15H-16H : FRANCK FISCHBACH (NICE)
HEGEL ET LE SENS DU SOCIAL
La pensée de Hegel est souvent donnée comme l’une des sources majeures de la philosophie sociale. Mais on peut aussi bien penser que Hegel n’a découvert le social que pour aussitôt l’étouffer dans une philosophie politique qui fait de l’Etat à la fois le cœur et le sommet de toute formation sociale. En réalité, la question est de savoir où se situe chez Hegel la pensée du social : contre la tentation immédiate et spontanée de la situer dans la théorie de la « société civile », nous ferons quant à nous l’hypothèse que le social, chez Hegel, se dit « Sittlichkeit » - et nous verrons quels effets cette hypothèse produit.
16H-16H15 : PAUSE
16H15-17H15 : MOHAMED FAYÇAL TOUATI (NICE/TOULOUSE)

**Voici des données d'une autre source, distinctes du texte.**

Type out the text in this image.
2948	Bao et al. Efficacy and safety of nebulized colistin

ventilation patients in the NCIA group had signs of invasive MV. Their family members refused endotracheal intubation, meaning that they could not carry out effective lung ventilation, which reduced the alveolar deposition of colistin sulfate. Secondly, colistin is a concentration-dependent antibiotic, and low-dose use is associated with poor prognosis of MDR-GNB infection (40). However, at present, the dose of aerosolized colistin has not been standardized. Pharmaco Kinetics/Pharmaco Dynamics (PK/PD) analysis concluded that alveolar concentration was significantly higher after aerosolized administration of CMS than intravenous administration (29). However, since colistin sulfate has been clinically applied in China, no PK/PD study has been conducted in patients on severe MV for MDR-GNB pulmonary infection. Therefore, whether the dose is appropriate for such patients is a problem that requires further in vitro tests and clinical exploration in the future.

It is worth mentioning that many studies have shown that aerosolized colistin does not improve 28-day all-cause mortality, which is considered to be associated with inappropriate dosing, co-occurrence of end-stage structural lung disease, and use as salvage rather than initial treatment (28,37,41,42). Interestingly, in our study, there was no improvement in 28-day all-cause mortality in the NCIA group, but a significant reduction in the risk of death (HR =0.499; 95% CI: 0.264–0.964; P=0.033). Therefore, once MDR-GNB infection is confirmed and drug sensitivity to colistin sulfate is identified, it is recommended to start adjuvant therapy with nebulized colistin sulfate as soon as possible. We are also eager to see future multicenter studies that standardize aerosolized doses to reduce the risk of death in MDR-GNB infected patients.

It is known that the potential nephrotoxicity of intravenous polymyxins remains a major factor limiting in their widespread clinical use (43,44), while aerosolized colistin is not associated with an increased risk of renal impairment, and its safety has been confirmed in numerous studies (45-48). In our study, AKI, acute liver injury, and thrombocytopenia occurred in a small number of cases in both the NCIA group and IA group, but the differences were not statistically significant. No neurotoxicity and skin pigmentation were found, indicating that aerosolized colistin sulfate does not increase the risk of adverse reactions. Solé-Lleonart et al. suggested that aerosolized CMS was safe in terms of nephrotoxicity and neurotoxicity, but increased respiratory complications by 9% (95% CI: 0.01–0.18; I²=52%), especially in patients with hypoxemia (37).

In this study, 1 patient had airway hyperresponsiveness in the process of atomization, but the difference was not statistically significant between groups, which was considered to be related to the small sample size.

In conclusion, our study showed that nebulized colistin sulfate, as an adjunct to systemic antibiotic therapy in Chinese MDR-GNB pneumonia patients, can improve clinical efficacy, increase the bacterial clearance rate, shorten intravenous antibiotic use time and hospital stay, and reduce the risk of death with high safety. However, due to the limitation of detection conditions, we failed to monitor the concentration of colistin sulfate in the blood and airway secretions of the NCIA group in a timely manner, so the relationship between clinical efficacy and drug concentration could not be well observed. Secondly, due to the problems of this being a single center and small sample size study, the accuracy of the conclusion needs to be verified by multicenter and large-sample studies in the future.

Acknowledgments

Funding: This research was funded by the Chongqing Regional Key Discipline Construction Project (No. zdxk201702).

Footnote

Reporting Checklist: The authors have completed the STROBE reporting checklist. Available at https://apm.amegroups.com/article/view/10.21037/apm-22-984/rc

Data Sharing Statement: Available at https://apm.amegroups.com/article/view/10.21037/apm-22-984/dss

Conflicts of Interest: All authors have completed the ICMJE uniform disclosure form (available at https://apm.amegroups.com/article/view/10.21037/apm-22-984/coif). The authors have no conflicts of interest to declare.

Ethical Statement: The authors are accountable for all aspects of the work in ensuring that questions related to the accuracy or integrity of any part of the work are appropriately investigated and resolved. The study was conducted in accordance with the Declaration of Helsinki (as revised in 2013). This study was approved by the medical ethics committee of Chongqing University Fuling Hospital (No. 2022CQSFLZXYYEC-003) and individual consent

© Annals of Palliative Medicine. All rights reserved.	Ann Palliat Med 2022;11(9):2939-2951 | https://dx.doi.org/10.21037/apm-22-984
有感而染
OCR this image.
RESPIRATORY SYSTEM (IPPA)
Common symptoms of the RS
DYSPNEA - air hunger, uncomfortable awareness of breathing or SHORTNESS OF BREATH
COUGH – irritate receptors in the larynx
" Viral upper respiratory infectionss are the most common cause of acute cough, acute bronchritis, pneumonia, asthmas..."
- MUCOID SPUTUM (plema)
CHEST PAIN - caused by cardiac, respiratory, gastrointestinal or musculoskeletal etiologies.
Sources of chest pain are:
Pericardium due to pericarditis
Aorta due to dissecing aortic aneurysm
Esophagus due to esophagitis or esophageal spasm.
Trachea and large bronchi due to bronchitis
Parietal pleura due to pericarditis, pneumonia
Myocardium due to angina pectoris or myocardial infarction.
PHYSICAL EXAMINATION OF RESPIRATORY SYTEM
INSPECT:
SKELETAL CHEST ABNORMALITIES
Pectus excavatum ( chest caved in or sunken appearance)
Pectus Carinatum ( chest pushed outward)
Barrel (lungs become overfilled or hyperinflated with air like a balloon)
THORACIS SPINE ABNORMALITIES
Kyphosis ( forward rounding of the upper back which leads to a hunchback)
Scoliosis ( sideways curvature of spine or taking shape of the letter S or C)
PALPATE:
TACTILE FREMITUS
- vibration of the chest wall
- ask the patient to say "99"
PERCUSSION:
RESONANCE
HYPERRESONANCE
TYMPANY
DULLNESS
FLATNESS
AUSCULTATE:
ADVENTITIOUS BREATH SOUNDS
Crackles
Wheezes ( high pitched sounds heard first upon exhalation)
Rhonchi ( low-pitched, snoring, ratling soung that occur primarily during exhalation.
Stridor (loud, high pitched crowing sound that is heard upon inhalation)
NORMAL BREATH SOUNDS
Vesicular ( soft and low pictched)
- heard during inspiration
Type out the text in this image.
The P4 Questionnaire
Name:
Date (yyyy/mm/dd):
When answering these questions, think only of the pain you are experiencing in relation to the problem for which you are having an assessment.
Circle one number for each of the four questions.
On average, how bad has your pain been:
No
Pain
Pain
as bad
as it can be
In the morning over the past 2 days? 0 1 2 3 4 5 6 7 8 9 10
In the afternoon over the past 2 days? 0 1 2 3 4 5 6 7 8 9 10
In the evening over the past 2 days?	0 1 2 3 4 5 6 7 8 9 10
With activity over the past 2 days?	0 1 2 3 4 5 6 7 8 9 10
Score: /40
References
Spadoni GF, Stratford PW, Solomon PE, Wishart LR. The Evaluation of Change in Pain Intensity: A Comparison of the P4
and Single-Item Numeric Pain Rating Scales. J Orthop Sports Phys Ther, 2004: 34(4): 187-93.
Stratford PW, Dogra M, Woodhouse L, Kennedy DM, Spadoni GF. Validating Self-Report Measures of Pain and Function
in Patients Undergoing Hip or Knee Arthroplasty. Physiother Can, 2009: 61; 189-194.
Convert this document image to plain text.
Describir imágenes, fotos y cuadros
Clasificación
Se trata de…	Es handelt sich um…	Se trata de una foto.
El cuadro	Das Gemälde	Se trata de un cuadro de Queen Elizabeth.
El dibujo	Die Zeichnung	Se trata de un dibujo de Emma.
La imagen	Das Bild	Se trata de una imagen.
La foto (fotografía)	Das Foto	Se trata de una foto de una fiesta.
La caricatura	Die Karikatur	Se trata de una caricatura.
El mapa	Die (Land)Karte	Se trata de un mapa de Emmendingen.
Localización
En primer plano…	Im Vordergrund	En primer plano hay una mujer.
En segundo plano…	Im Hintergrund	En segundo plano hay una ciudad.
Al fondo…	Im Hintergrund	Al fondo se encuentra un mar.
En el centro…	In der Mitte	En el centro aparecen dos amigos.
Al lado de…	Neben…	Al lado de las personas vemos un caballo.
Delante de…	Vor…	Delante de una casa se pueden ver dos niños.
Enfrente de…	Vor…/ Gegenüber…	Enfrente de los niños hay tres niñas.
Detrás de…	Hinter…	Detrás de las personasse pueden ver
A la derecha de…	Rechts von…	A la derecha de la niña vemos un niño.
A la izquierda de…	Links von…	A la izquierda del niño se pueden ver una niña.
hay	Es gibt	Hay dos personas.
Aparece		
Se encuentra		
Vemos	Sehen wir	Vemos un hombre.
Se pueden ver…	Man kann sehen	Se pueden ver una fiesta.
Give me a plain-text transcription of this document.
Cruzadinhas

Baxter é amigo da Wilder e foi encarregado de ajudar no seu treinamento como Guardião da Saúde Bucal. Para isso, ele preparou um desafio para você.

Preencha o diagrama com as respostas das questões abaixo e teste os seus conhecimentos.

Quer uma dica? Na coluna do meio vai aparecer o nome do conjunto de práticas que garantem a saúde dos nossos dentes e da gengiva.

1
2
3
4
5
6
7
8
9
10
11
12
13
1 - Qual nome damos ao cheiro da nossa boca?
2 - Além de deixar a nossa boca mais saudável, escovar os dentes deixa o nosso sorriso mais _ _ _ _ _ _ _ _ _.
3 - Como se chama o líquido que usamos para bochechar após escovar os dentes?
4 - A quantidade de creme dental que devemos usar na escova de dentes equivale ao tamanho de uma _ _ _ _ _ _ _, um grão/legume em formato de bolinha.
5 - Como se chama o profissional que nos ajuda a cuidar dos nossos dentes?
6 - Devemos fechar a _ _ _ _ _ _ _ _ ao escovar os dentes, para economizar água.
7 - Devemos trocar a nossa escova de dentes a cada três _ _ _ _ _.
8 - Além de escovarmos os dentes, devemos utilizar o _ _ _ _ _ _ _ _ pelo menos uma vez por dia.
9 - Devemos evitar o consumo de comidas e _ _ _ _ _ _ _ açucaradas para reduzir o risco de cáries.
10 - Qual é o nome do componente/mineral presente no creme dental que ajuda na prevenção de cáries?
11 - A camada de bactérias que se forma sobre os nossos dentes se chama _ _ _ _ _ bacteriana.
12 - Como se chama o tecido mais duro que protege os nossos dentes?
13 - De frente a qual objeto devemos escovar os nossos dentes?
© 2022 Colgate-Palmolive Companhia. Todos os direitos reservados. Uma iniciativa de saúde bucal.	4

REVOLUTION ET TERREUR. ELEMENTS POUR UNE RELECTURE DES PRINCIPES
Si le rapport de Hegel à la Révolution française est bien connu, son rapport à la Terreur l’est moins. Or, loin que la critique hégélienne de la Terreur le conduise à rejeter la Révolution, je montrerai que non seulement cette critique est bien plus nuancée qu’il n’y paraît de prime abord, mais que le problème de Hegel n’est en fait ni la Révolution, ni même la Terreur comme telle : il réside dans la possibilité que la Terreur n’obéisse plus qu’à une nécessité aveugle et c’est bien là le problème de toute situation postrévolutionnaire. Je ferai donc une double hypothèse : c’est non seulement à partir de ce problème qu’il faut lire les Principes, mais c’est également à partir de lui qu’il faut lire la question sociale chez Hegel et l’émergence de ce qu’il pressent dans son dernier texte, la révolution sociale.